3. You can propagate deciduous fruit trees by taking two-foot-long cuttings from this year’s growth. Make the cuts at an angle and douse the bottom few inches of the cuttings in root hormone powder. Bury the cuttings 18 inches deep in the soil, taking care not to rub off the root hormone on the sides of the holes. Make sure that the soil drains quickly; if not, soften it with amendments before planting. Keep the soil moist but not soggy wet. Use this same procedure with leafless crepe myrtle suckers at the base of your tree, although it will be sufficient to bury the detached suckers (whose diameter is at least pencil size) six inches in the ground with another three inches above the soil surface.

4. The absolutely best mulch for your garden is wood chips and the best part of this picture is that they’re free. Find a tree trimmer in your neighborhood and they are usually happy to dump a load of chips on your driveway. Some orchardists use nothing but wood chips around their trees, piled as high as four inches deep or more, and never fertilize. As for the leaves shed by trees, never pick them up but allow them to decompose in place from where the mineral elements contained in them will eventually be taken up by roots and recycled back up to the tree. There is evidence that allowing fallen leaves from avocado trees to accumulate where they drop deters Phytophthora soil fungus, a devastating disease to which avocado trees are highly susceptible. The only caveat here is not to allow wood chips or leaves to accumulate around the trunk or bark of any tree since pathogens will take advantage of the situation to the tree’s detriment. Incidentally, never use cardboard for a mulch or in your compost since it contains toxic chemicals that you don’t want in your garden.
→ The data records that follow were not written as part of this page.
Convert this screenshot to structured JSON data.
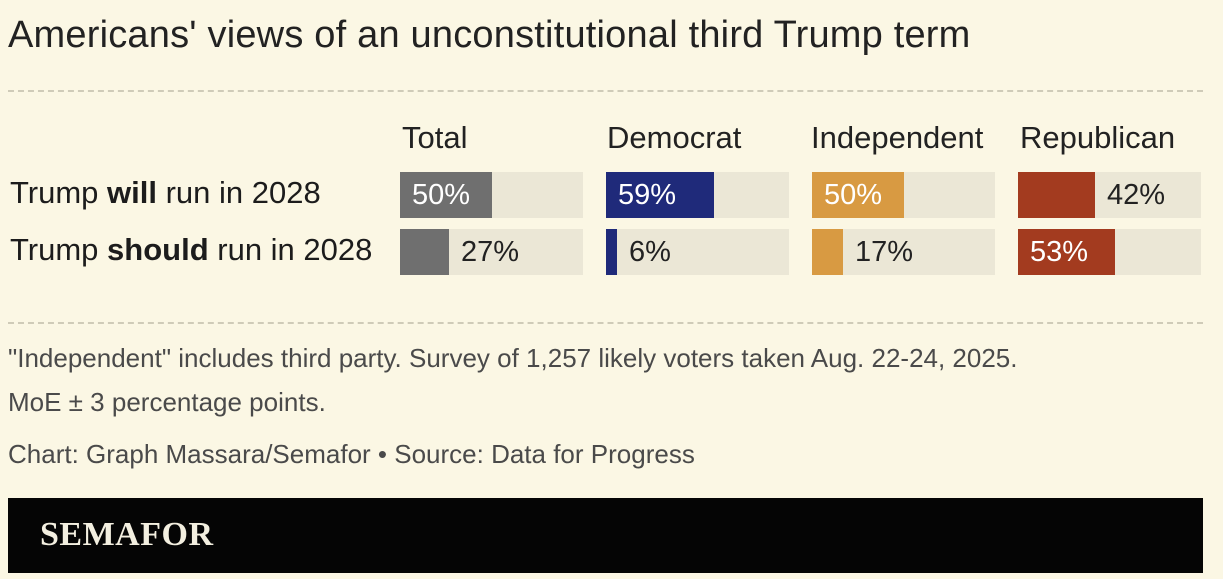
{
  "title": "Americans' views of an unconstitutional third Trump term",
  "chart_data": {
    "type": "bar",
    "title": "Americans' views of an unconstitutional third Trump term",
    "categories": [
      "Total",
      "Democrat",
      "Independent",
      "Republican"
    ],
    "series": [
      {
        "name_prefix": "Trump ",
        "name_bold": "will",
        "name_suffix": " run in 2028",
        "values": [
          50,
          59,
          50,
          42
        ]
      },
      {
        "name_prefix": "Trump ",
        "name_bold": "should",
        "name_suffix": " run in 2028",
        "values": [
          27,
          6,
          17,
          53
        ]
      }
    ],
    "ylim": [
      0,
      100
    ],
    "unit": "%"
  },
  "colors": {
    "Total": "#6f6f6f",
    "Democrat": "#1f2a7a",
    "Independent": "#d89a42",
    "Republican": "#a33b1f"
  },
  "notes": {
    "line1": "\"Independent\" includes third party. Survey of 1,257 likely voters taken Aug. 22-24, 2025.",
    "line2": "MoE ± 3 percentage points.",
    "credit": "Chart: Graph Massara/Semafor • Source: Data for Progress"
  },
  "footer": {
    "logo": "SEMAFOR"
  }
}
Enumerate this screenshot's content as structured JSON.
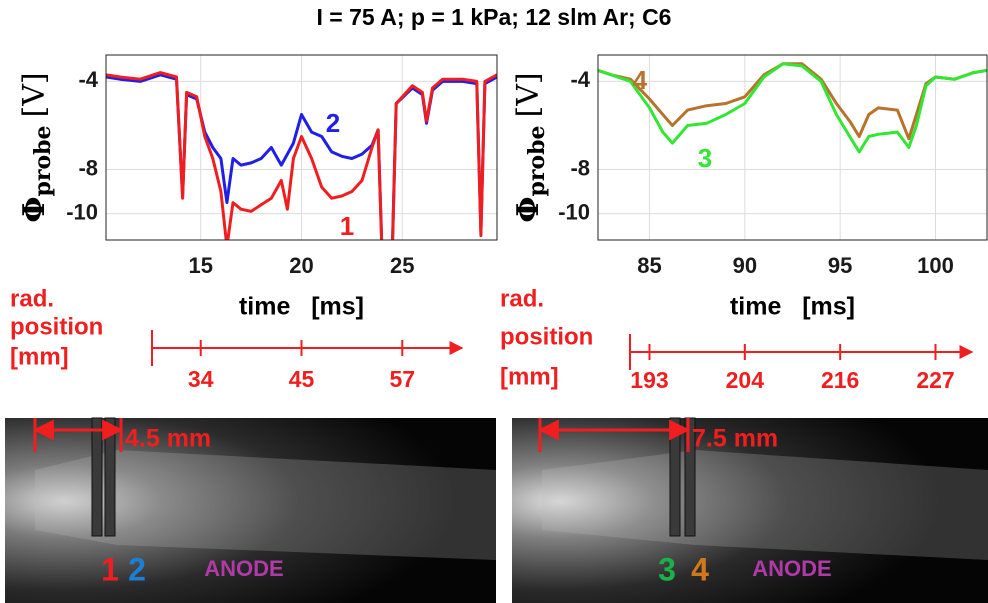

5. Ornamental fruit trees produce the most brilliant of all flower displays during late winter and early spring. The industry refers to these trees, whose fruit is insipid, as flowering pears, flowering peaches, flowering cherries, flowering apricots, and flowering plums. The downside of these trees is their poor immune systems as they seldom live for more than 30 years. Still, to see these trees covered in a cloud of pink or white more than compensates for their limited lifespan. Flowering plums such as Krauter Vesuvius sport dark purple foliage which adds to their aesthetic appeal. Flowering peaches such as Peppermint Stick have double flowers with pink and red stripes. Weeping dwarf flowering cherries and apricots are worthy of special attention.